(120e) Developing Dynamic Models of Pharmaceutical Drying Operations Using On-Line Mass Spectroscopy

Drying is a critical downstream process in pharmaceutical manufacturing. This type of liquid-solid separation is subject to stringent constraints because the active pharmaceutical ingredient (API) can degrade if the drying temperature is too high while long batch times can result if the temperature is too low. Because pharmaceutical manufacturing is typically accomplished through batch operation, overall process productivity is strongly affected by the batch times of the individual unit operations. Drying often represents a process bottleneck because the moisture content of the wet cake is difficult to measure in real time. As a result, the drying process may be run far longer than necessary to ensure that the moisture content drops to an acceptable level. We believe that the combination of on-line moisture content analysis and dynamic process models offer the potential to reduce and ultimately minimize dryer batch times.

The objective of this study was to use on-line mass spectroscopy to develop dynamic models capable of predicting cake moisture content in a vacuum tray dryer. To demonstrate generality of the approach, we considered both diffusion-type models and combined heat-mass transfer models. Unlike many simpler models available in the literature, these models allowed the prediction of both the constant and falling rate drying regimes without resorting to artificial switching between individual models.
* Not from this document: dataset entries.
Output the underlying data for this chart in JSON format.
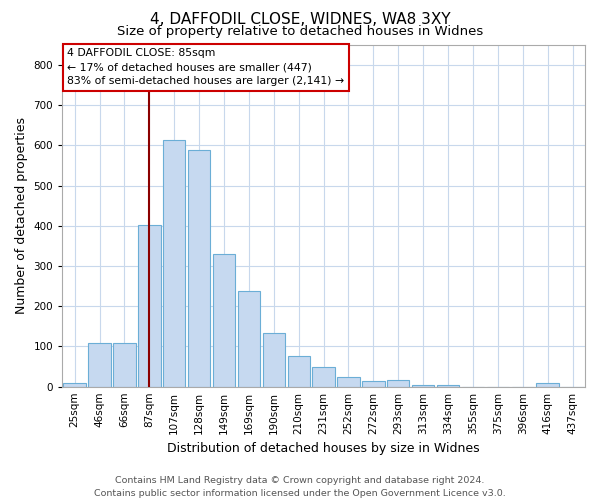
{
  "title": "4, DAFFODIL CLOSE, WIDNES, WA8 3XY",
  "subtitle": "Size of property relative to detached houses in Widnes",
  "xlabel": "Distribution of detached houses by size in Widnes",
  "ylabel": "Number of detached properties",
  "footer_line1": "Contains HM Land Registry data © Crown copyright and database right 2024.",
  "footer_line2": "Contains public sector information licensed under the Open Government Licence v3.0.",
  "categories": [
    "25sqm",
    "46sqm",
    "66sqm",
    "87sqm",
    "107sqm",
    "128sqm",
    "149sqm",
    "169sqm",
    "190sqm",
    "210sqm",
    "231sqm",
    "252sqm",
    "272sqm",
    "293sqm",
    "313sqm",
    "334sqm",
    "355sqm",
    "375sqm",
    "396sqm",
    "416sqm",
    "437sqm"
  ],
  "values": [
    8,
    108,
    108,
    402,
    614,
    590,
    330,
    237,
    133,
    77,
    50,
    25,
    13,
    17,
    5,
    5,
    0,
    0,
    0,
    8,
    0
  ],
  "bar_color": "#c6d9f0",
  "bar_edge_color": "#6baed6",
  "vline_x": 3,
  "vline_color": "#8b0000",
  "annotation_text": "4 DAFFODIL CLOSE: 85sqm\n← 17% of detached houses are smaller (447)\n83% of semi-detached houses are larger (2,141) →",
  "annotation_box_color": "white",
  "annotation_box_edge_color": "#cc0000",
  "ylim": [
    0,
    850
  ],
  "yticks": [
    0,
    100,
    200,
    300,
    400,
    500,
    600,
    700,
    800
  ],
  "bg_color": "white",
  "grid_color": "#c8d8ec",
  "title_fontsize": 11,
  "subtitle_fontsize": 9.5,
  "axis_label_fontsize": 9,
  "tick_fontsize": 7.5,
  "footer_fontsize": 6.8,
  "annotation_fontsize": 7.8
}
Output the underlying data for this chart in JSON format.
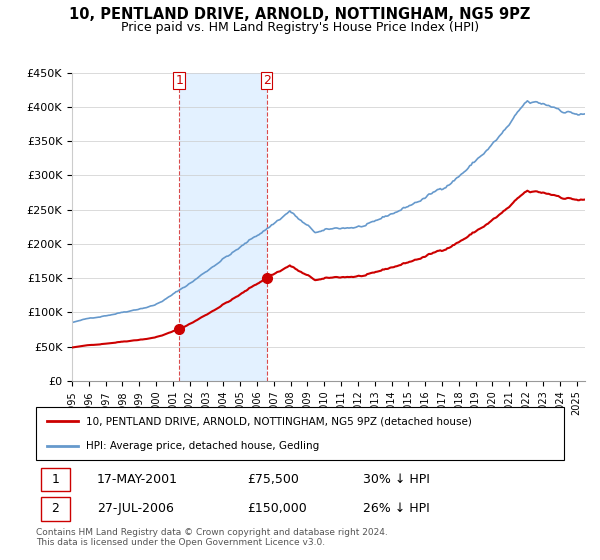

As a first step towards pharmaceutical applications, we first developed models for a simple experimental system consisting of glass beads as the solid matrix and different solvents. We studied a wide range of particle sizes (10-200 microns) and explored the effects of particle size, initial moisture content, cake depth, drying temperature and solvent type on drying behavior with moisture content profiles resolved on a second time scale by on-line mass spectroscopy. The data was used to develop and validate diffusion and heat-mass transfer models for predicting cake moisture content from gas phase moisture measurements. We believe that this technology holds considerable promise for monitoring and optimizing drying operations in the pharmaceutical industry.